Design pattern is a general repeatable solution to a commonly occurring problem in software design. A design pattern isn’t a finished design that can be transformed directly into code. It is a description or template for how to solve a problem that can be used in many different situations.
Why learn design patterns?
- Design pattern are a toolkit of tried and tested solutions to common problems in software design.
- Design patterns define a common language that you and your teammates can use to communicate more efficiently.
Criticism of design patterns
- “If all you have is a hammer, everything looks like a nail”. This is the the problem that haunts many beginners who have just familiarized themselves with design patterns. Having learned about patterns, they try to apply them everywhere, even in situations where simple code would do just fine.
- Most design patterns lacks formal foundations.
Classification of patterns
Creational Patterns
Creational patterns are design patterns that deal with object creation mechanisms, trying to create objects in a manner suitable to the situation. The basic form of object creation could result in design problems or added complexity to the design. Creational design patterns solve this problem by somehow controlling this object creation.
- Singleton: A class of which only a single instance can exists.
- Abstract Factory: Create an instance of several families of classes
- Builder: Separates object construction from its representation.
- Factory Method: Creates an instance of several derived classes.
- Prototype: A fully initialized instance to be copied or cloned.
Structural Patterns
These patterns explain how to assemble objects and classes into large structures while keeping these structures flexible and efficient.
- Adapter: Adapter is a structural design pattern that allows objects with incompatible interfaces to collaborate.
- Bridge: Bridge lets you split a large class or a set of closely related classes into two separate hierarchies: abstraction and implementation, which can be developed independently of each other.
- Composite: Composite lets you compose objects into tree structures and then work with these structures as if they were individual objects.
- Decorator: Decorator lets you attach new behaviors to objects by placing these objects inside special wrapper objects that contain the behaviors.

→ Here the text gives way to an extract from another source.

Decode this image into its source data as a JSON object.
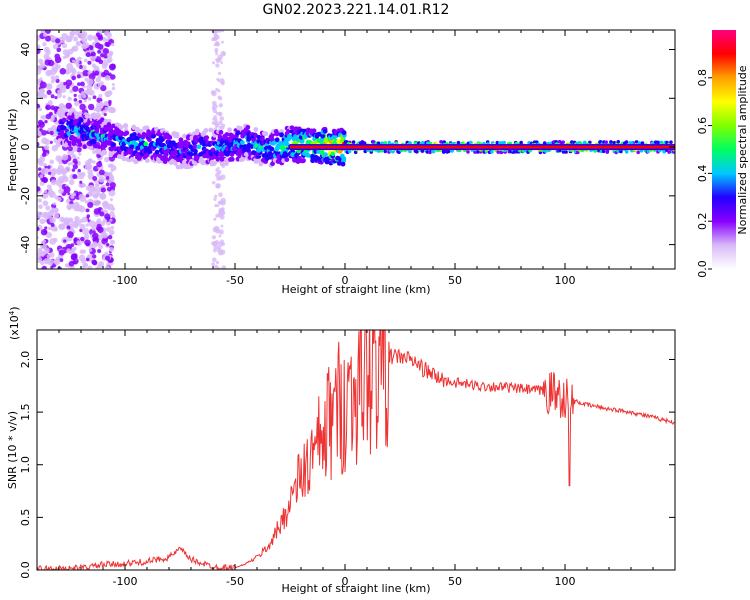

- Facade: Facade is a structural design that provides a simplified interface to a library, a framework, or any other complex set of classes.
Behavioral Patterns
These patterns are concerned with algorithms and the assignment of responsibilities between objects.
- Chain of Responsibility: Chain of Responsibility is a behavioral design pattern that lets you pass requests along a chain of handlers.
- Iterator: Iterator let you traverse elements of a collection without exposing its underlying representation (list, stack, tree, etc.)
- Memento: Memento lets you save and restore the previous state of an object without revealing the detail of its implementation.